Here’s what I found:

  • Primary destinations remained largely the same. A midwestern emphasis (Nebraska, Iowa, Kansas, Colorado) with most out-of-region travel being Arizona and Florida.
  • 61% of trips departed from the Omaha/Lincoln area(s). Up from 55% last year.
  • Unique destinations were down to 478 from 500 (~4% change).
  • Average live leg distance increased from a hair over 400nm to a hair over 600nm. I’m honestly not sure about this one.  That’s a big enough shift that it forces me to question my own ability to do math and/or sample select……. Either way, I’ll keep looking at this one and will eventually touch on it again.
  • Breakdown by type in 2023 as compared to 2022:
    • Light jet – 45% (up 1%)
    • Mid – 31% (same)
    • Super – 2% (same)
    • Turboprop – 22% (down 1%)
  • 92% were three nights or fewer.
    • This one gets skewed a bit as one-way travel gets wrapped up into a “zero overnight” category. I can definitely break this out and will in a future post along with the distance change(s).

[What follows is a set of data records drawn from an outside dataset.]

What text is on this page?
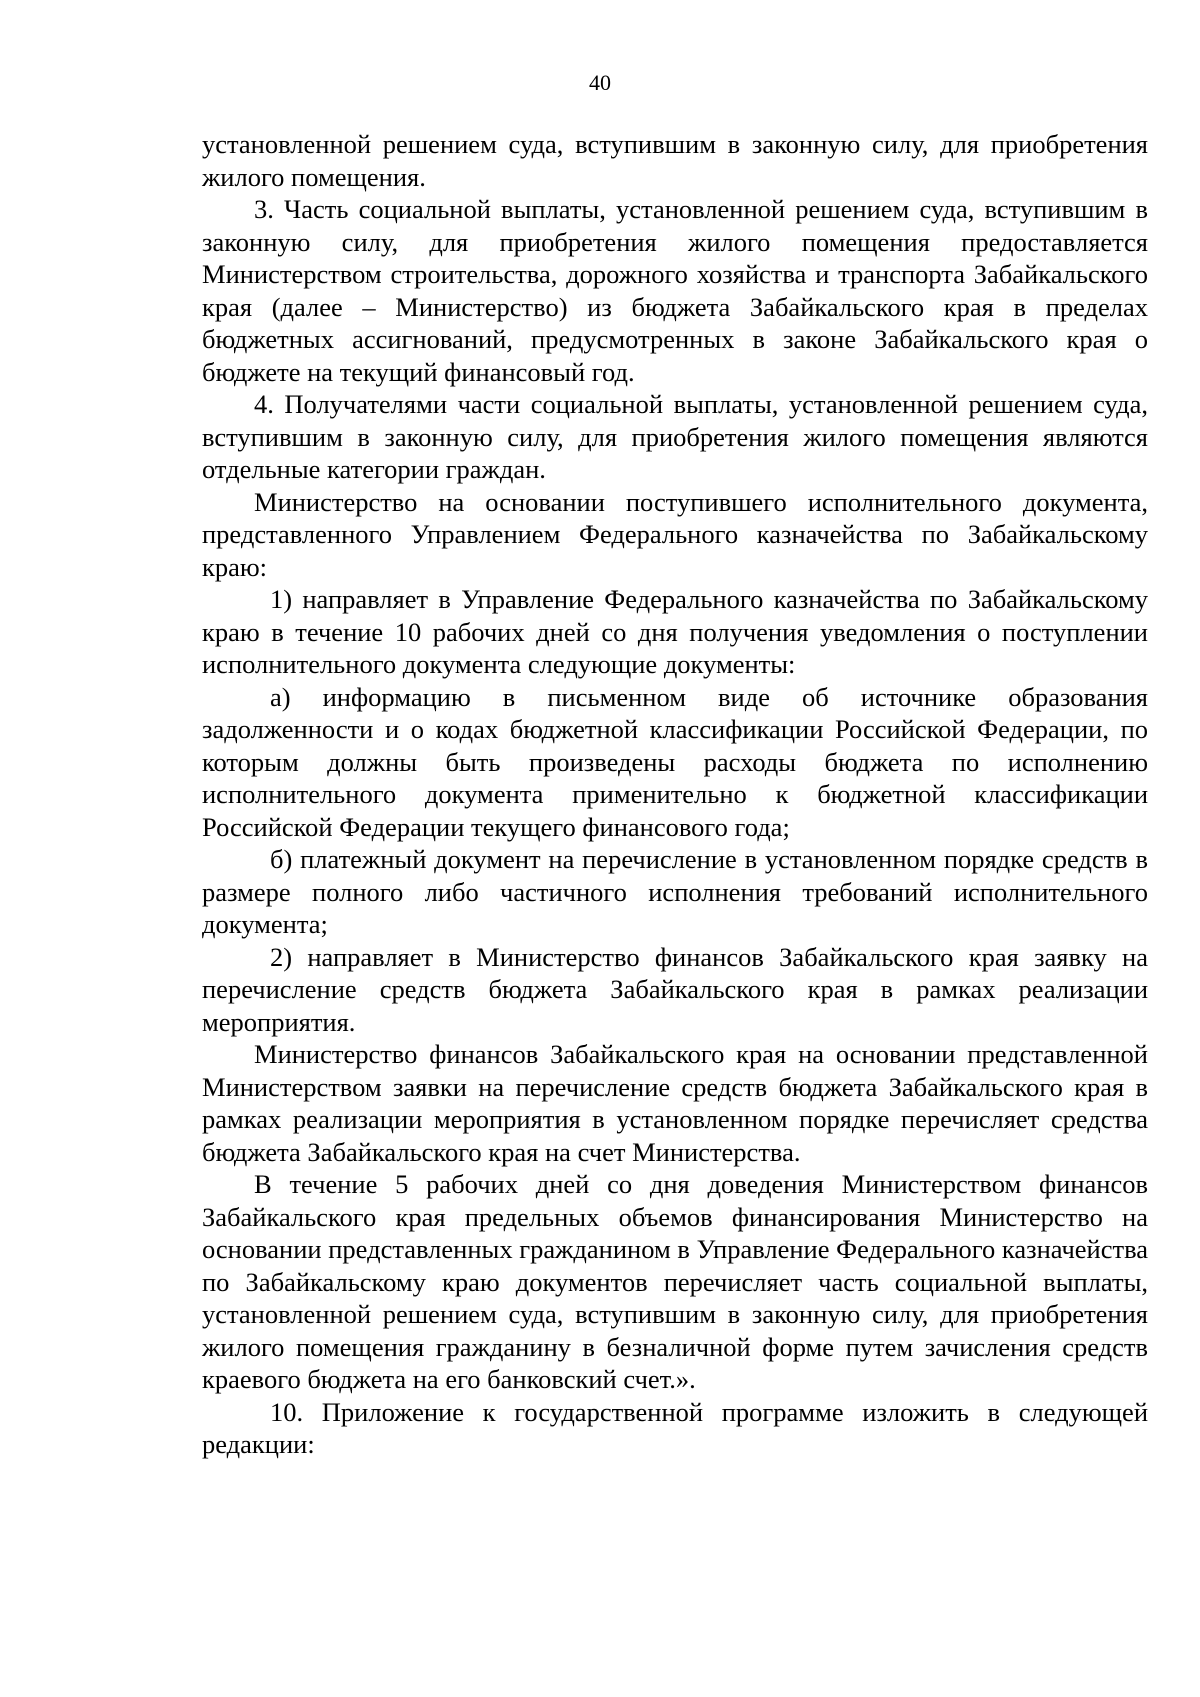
40

установленной решением суда, вступившим в законную силу, для приобретения жилого помещения.

3. Часть социальной выплаты, установленной решением суда, вступившим в законную силу, для приобретения жилого помещения предоставляется Министерством строительства, дорожного хозяйства и транспорта Забайкальского края (далее – Министерство) из бюджета Забайкальского края в пределах бюджетных ассигнований, предусмотренных в законе Забайкальского края о бюджете на текущий финансовый год.

4. Получателями части социальной выплаты, установленной решением суда, вступившим в законную силу, для приобретения жилого помещения являются отдельные категории граждан.

Министерство на основании поступившего исполнительного документа, представленного Управлением Федерального казначейства по Забайкальскому краю:

1) направляет в Управление Федерального казначейства по Забайкальскому краю в течение 10 рабочих дней со дня получения уведомления о поступлении исполнительного документа следующие документы:

а) информацию в письменном виде об источнике образования задолженности и о кодах бюджетной классификации Российской Федерации, по которым должны быть произведены расходы бюджета по исполнению исполнительного документа применительно к бюджетной классификации Российской Федерации текущего финансового года;

б) платежный документ на перечисление в установленном порядке средств в размере полного либо частичного исполнения требований исполнительного документа;

2) направляет в Министерство финансов Забайкальского края заявку на перечисление средств бюджета Забайкальского края в рамках реализации мероприятия.

Министерство финансов Забайкальского края на основании представленной Министерством заявки на перечисление средств бюджета Забайкальского края в рамках реализации мероприятия в установленном порядке перечисляет средства бюджета Забайкальского края на счет Министерства.

В течение 5 рабочих дней со дня доведения Министерством финансов Забайкальского края предельных объемов финансирования Министерство на основании представленных гражданином в Управление Федерального казначейства по Забайкальскому краю документов перечисляет часть социальной выплаты, установленной решением суда, вступившим в законную силу, для приобретения жилого помещения гражданину в безналичной форме путем зачисления средств краевого бюджета на его банковский счет.».

10. Приложение к государственной программе изложить в следующей редакции:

Overall, there were more retail hours, fewer jet card, and slightly fewer fractional hours flown.  That’s consistent with industry trends for last year but, as was noted in last month’s post, growth efforts will focus primarily on jet card hours, marginally growing fractional hours, and reducing retail.  A little counter-intuitive given that retail flying is typically higher margin but it’s less dependable in terms of monthly volume. I’ll take slightly reduced margin(s) with three times the use all day every day. It doesn’t work out exactly like that, but you get the idea.  A little less, more often, can lead to more overall if you get the right balance.

It’s like a double pan balance scale and we know exactly which weights we’re dealing with.  And because we understand the weights involved, we’re able to balance what we need, how we need, when we need to.